Où s’étaient-ils trompés ? Ils avaient essayé pourtant d’appliquer la recette de Zeus : aidos, dikè, le respect, le sens de la justice – et le débat entre tous sur ces questions. Bien sûr, chacun était venu avec ses obsessions, ses ressentiments, ses intérêts particuliers. Mais elle avait cherché à élargir les perspectives, à faire prévaloir l’intérêt général. Ils tentaient de progresser, à coups d’essais, d’erreurs, d’apprentissage collectif. Mais tout cela n’avait pas suffi et il y avait urgence…
La démocratie, l’État de droit, les droits humains, notre civilisation, … sont-ils condamnés ? Avons-nous eu tout faux ?

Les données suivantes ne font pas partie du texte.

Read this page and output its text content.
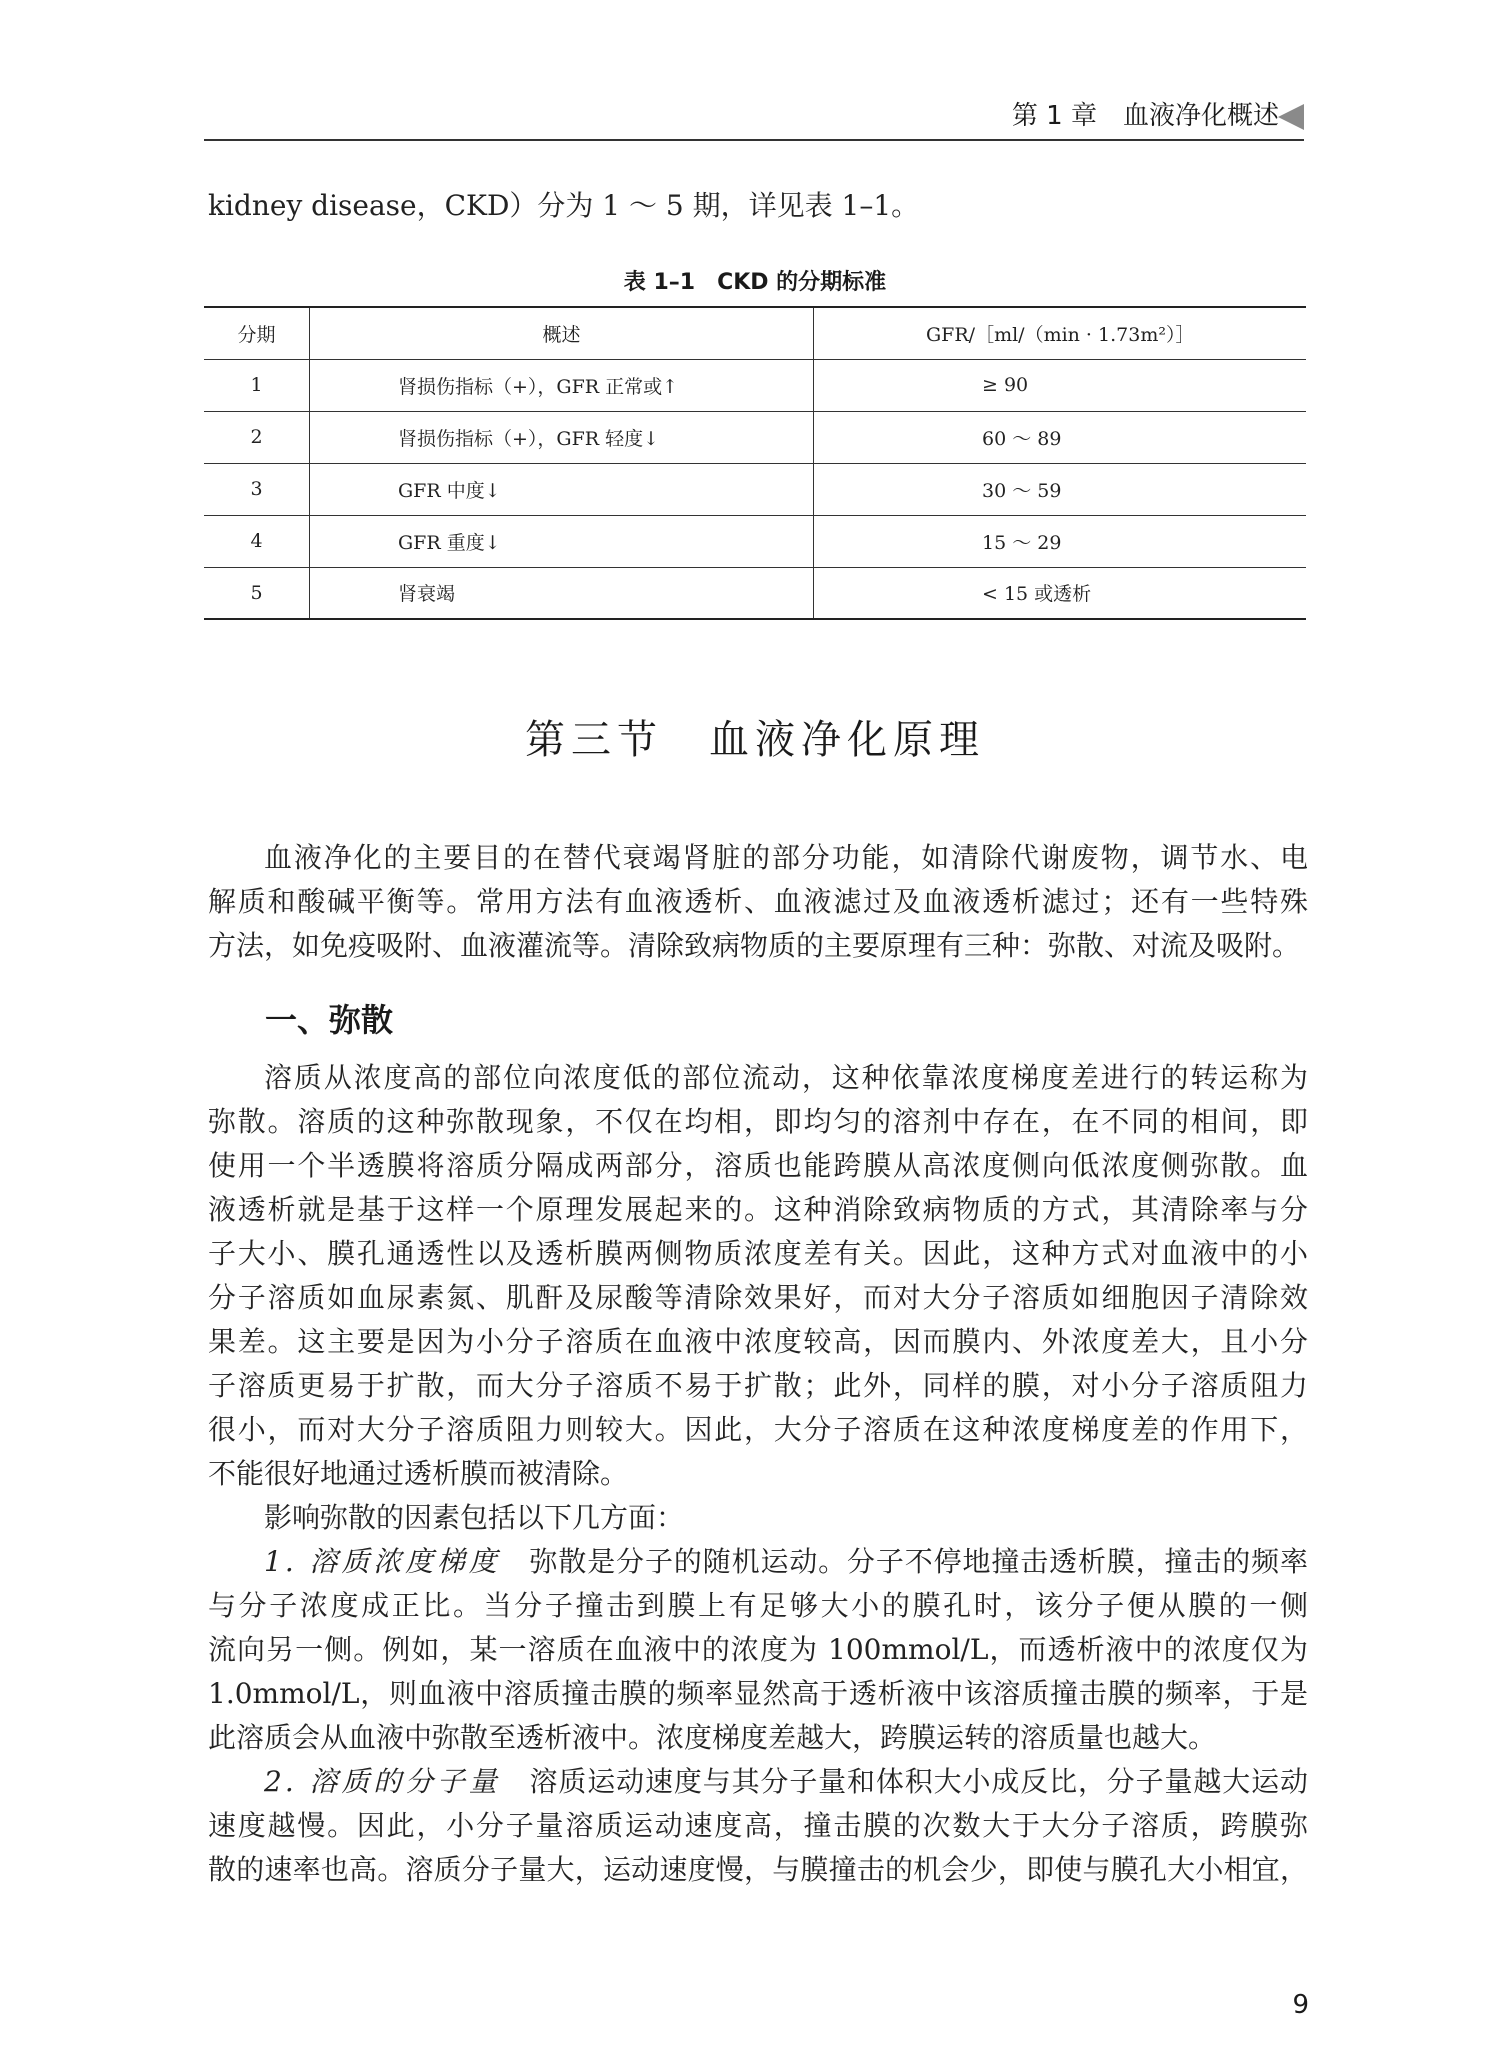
第 1 章　血液净化概述
kidney disease，CKD）分为 1 ～ 5 期，详见表 1–1。
表 1–1　CKD 的分期标准
分期	概述	GFR/［ml/（min · 1.73m²）］
1	肾损伤指标（+），GFR 正常或↑	≥ 90
2	肾损伤指标（+），GFR 轻度↓	60 ～ 89
3	GFR 中度↓	30 ～ 59
4	GFR 重度↓	15 ～ 29
5	肾衰竭	< 15 或透析
第三节　血液净化原理
血液净化的主要目的在替代衰竭肾脏的部分功能，如清除代谢废物，调节水、电
解质和酸碱平衡等。常用方法有血液透析、血液滤过及血液透析滤过；还有一些特殊
方法，如免疫吸附、血液灌流等。清除致病物质的主要原理有三种：弥散、对流及吸附。
一、弥散
溶质从浓度高的部位向浓度低的部位流动，这种依靠浓度梯度差进行的转运称为
弥散。溶质的这种弥散现象，不仅在均相，即均匀的溶剂中存在，在不同的相间，即
使用一个半透膜将溶质分隔成两部分，溶质也能跨膜从高浓度侧向低浓度侧弥散。血
液透析就是基于这样一个原理发展起来的。这种消除致病物质的方式，其清除率与分
子大小、膜孔通透性以及透析膜两侧物质浓度差有关。因此，这种方式对血液中的小
分子溶质如血尿素氮、肌酐及尿酸等清除效果好，而对大分子溶质如细胞因子清除效
果差。这主要是因为小分子溶质在血液中浓度较高，因而膜内、外浓度差大，且小分
子溶质更易于扩散，而大分子溶质不易于扩散；此外，同样的膜，对小分子溶质阻力
很小，而对大分子溶质阻力则较大。因此，大分子溶质在这种浓度梯度差的作用下，
不能很好地通过透析膜而被清除。
影响弥散的因素包括以下几方面：
1. 溶质浓度梯度　 弥散是分子的随机运动。分子不停地撞击透析膜，撞击的频率
与分子浓度成正比。当分子撞击到膜上有足够大小的膜孔时，该分子便从膜的一侧
流向另一侧。例如，某一溶质在血液中的浓度为 100mmol/L，而透析液中的浓度仅为
1.0mmol/L，则血液中溶质撞击膜的频率显然高于透析液中该溶质撞击膜的频率，于是
此溶质会从血液中弥散至透析液中。浓度梯度差越大，跨膜运转的溶质量也越大。
2. 溶质的分子量　 溶质运动速度与其分子量和体积大小成反比，分子量越大运动
速度越慢。因此，小分子量溶质运动速度高，撞击膜的次数大于大分子溶质，跨膜弥
散的速率也高。溶质分子量大，运动速度慢，与膜撞击的机会少，即使与膜孔大小相宜，
9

Il y a quelques jours, un ami m’a remis les deux tomes du maître-ouvrage de Tocqueville, De la démocratie en Amérique. Au dos, un petit extrait m’avertit déjà : « L’un des caractères distinctifs des siècles démocratiques, c’est le goût qu’y éprouvent tous les hommes pour les succès faciles et les jouissances présentes. Ceci se retrouve dans les carrières intellectuelles comme dans toutes les autres. La plupart de ceux qui vivent dans les temps d’égalité sont pleins d’une ambition à la fois vive et molle ; ils veulent obtenir sur le champ de grands succès, mais ils désireraient se dispenser de grands efforts… ».

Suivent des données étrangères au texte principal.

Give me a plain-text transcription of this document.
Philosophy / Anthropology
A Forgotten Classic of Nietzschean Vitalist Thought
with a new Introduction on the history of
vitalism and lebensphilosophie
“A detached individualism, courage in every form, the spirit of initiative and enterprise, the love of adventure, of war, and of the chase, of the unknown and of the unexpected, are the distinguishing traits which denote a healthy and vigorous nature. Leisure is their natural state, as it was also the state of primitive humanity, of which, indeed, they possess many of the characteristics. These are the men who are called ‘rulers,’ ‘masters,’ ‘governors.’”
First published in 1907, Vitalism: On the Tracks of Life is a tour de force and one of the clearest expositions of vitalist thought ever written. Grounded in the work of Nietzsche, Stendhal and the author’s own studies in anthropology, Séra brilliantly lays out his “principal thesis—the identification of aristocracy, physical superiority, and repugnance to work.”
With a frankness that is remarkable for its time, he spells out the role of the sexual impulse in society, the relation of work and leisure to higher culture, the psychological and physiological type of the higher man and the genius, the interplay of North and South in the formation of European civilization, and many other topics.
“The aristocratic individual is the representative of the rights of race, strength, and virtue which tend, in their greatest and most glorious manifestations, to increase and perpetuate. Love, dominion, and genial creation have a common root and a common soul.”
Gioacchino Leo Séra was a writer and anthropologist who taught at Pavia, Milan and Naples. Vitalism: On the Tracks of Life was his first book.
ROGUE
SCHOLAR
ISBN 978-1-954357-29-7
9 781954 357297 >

Les droits de l’homme ne seraient-ils donc qu’une production de « l’égoïsme content des nantis occidentaux », selon la belle – mais terrible – expression d’Alain Badiou1 ?
François Ost poursuit, par ces Nouveaux contes juridiques, l’entreprise qu’il avait entamée en 2019 avec un premier recueil de contes, Si le droit m’était conté. Initier une théorie narrative du droit. Illustrer par quelques fables les grands débats qui traversent notre société.

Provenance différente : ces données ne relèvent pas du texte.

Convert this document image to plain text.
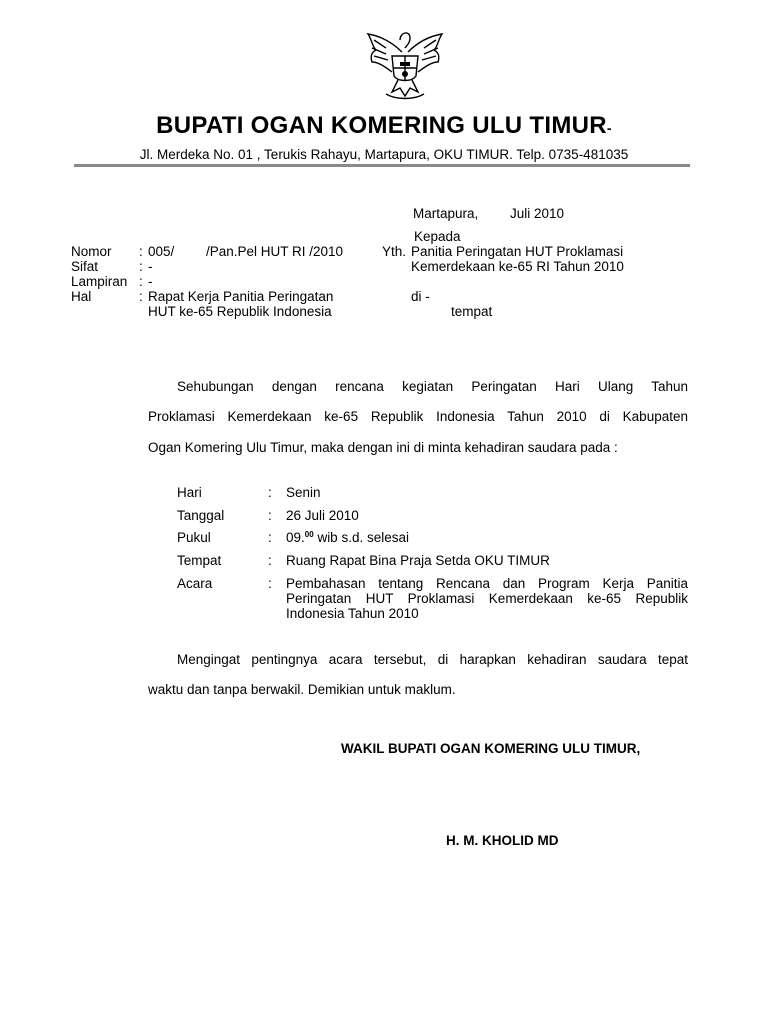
BUPATI OGAN KOMERING ULU TIMUR-
Jl. Merdeka No. 01 , Terukis Rahayu, Martapura, OKU TIMUR. Telp. 0735-481035
Martapura, Juli 2010
Kepada
Yth. Panitia Peringatan HUT Proklamasi
Kemerdekaan ke-65 RI Tahun 2010
di -
tempat
Nomor : 005/ /Pan.Pel HUT RI /2010
Sifat	: -
Lampiran : -
Hal	: Rapat Kerja Panitia Peringatan
HUT ke-65 Republik Indonesia
Sehubungan dengan rencana kegiatan Peringatan Hari Ulang Tahun
Proklamasi Kemerdekaan ke-65 Republik Indonesia Tahun 2010 di Kabupaten
Ogan Komering Ulu Timur, maka dengan ini di minta kehadiran saudara pada :
Hari	: Senin
Tanggal	: 26 Juli 2010
Pukul	: 09.00 wib s.d. selesai
Tempat	: Ruang Rapat Bina Praja Setda OKU TIMUR
Acara	: Pembahasan tentang Rencana dan Program Kerja Panitia
Peringatan HUT Proklamasi Kemerdekaan ke-65 Republik
Indonesia Tahun 2010
Mengingat pentingnya acara tersebut, di harapkan kehadiran saudara tepat
waktu dan tanpa berwakil. Demikian untuk maklum.
WAKIL BUPATI OGAN KOMERING ULU TIMUR,
H. M. KHOLID MD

Le propos a des visées didactiques, édifiantes. En témoigne le fait que chacun des contes est suivi, d’une part, d’une bibliographie fournie permettant de poursuivre la réflexion, d’autre part, de pistes de débat. C’est que de nombreux professeurs se sont vite approprié le premier ouvrage pour en nourrir la réflexion de leurs élèves. Cela vaut la peine d’enfoncer le clou.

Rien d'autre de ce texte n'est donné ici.